Why did you end the book the way you did?

Quite simply put: Wattpad glorifies the fuck out of abusive relationships. I wanted to break this chain, and the best way I can do that is remind the reader that Declan isn't desirable.

I did get a few comments like "I want a Declan of my own! I love Declan! Why did he kill Skye?"

Declan is not a good person.

Put Declan into a real life situation, he basically stalks you, ruins all your relationships, kills one of your love interests and disguises it as a suicide, calls you a slut- why would you want that? Wouldn't you prefer a guy or girl to hold you and build you up? Why would you want Declan to get with Skye when he's a murderer and shows clear signs of mental instability?

Why have you got it in your mind that abuse is romantic?

Will you ever write a sequel?

I tried to a while ago called POSSESSIVE, but it felt wrong and unrealistic. I took it down because it was going nowhere and felt half-assed. But now that I'm older and can clearly see my motivation for writing this story, I may feel ready to revisit Declan's harsh world and write a sequel.

I thought about writing in Skye's point of view, but that doesn't sit right with me. I'd be rewriting the whole story and it wouldn't differentiate too much apart from a few chapters where she blames herself for failing relationships. I have thought about doing a series where I use prompts to create stories like this one, which I like. In this case it wouldn't be a sequel but just my "aesthetic" if you will- using prompts to create stories.

This book is amazing as a standalone though. Which is why I'm hesitant to write a sequel. Surely I'd just be recycling the plot if I wrote a sequel in Declan's point of view again. I'm leaning mostly towards Skye's point of view and the prompts, but I'd like to know what you think.

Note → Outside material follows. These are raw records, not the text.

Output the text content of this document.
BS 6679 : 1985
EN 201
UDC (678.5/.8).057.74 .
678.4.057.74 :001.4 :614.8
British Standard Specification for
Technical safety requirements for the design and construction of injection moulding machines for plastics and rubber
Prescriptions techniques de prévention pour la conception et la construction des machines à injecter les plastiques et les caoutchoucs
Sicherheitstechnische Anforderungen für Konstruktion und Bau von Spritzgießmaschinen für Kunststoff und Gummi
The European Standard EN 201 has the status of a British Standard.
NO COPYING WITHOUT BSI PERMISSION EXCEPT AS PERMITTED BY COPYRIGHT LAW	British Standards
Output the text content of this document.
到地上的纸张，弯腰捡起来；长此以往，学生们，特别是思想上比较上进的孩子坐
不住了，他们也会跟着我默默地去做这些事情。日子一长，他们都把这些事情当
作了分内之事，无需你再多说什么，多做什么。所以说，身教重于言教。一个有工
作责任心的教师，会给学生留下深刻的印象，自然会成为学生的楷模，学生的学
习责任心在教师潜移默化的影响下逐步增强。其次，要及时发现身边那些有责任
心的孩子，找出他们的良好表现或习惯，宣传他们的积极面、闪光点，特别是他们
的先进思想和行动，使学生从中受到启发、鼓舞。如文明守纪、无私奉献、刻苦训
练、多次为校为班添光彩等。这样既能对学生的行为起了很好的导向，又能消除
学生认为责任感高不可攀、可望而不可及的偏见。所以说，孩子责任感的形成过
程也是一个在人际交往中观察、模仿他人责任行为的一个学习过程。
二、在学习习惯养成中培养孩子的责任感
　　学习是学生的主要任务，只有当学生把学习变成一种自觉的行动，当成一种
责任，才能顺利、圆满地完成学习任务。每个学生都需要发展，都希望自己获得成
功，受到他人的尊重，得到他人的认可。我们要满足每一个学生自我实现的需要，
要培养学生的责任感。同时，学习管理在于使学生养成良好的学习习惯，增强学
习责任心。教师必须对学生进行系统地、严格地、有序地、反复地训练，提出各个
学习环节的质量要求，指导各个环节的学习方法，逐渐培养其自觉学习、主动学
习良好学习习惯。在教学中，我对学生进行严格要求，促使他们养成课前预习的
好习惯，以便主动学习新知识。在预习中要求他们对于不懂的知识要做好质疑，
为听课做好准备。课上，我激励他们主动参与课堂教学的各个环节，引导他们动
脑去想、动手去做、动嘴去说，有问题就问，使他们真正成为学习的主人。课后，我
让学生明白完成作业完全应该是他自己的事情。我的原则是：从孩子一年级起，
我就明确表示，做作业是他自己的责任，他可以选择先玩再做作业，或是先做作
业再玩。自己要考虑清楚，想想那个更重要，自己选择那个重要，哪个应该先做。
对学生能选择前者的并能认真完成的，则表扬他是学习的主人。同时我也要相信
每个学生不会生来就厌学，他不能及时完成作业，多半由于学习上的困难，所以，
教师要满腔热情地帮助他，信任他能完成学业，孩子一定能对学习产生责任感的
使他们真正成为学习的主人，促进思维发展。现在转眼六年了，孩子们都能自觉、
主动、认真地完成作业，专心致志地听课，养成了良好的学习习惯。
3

What is this the deeper message?

My deeper message and motivation for writing this was to break the stereotype that an abuser is worthy of love. And I don't mean an abuser who learns from his or hers actions and gets help, I mean someone who has literally destroyed someone's life and picked up on their trauma around love and exploited it. As mentioned, Skye has trauma around love shown through going for older guys, having unprotected sex really early on in a relationship (was she pressured into not using a condom with Matthew? Did she feel like she had to not use a condom so she's "hotter" than other girls?) and other subtle hints.

Imagine how it must feel to see your parents relationship fail and have all your relationships fail since you were a kid too. Again, why would you then want the reason for all her failed relationships to get with her?

This is the deeper message- I'm questioning your morals and ideas about relationships. Some of you may have realised this and others may be angry the story doesn't end happily.

But in an abusive relationship there is NEVER a happy ending.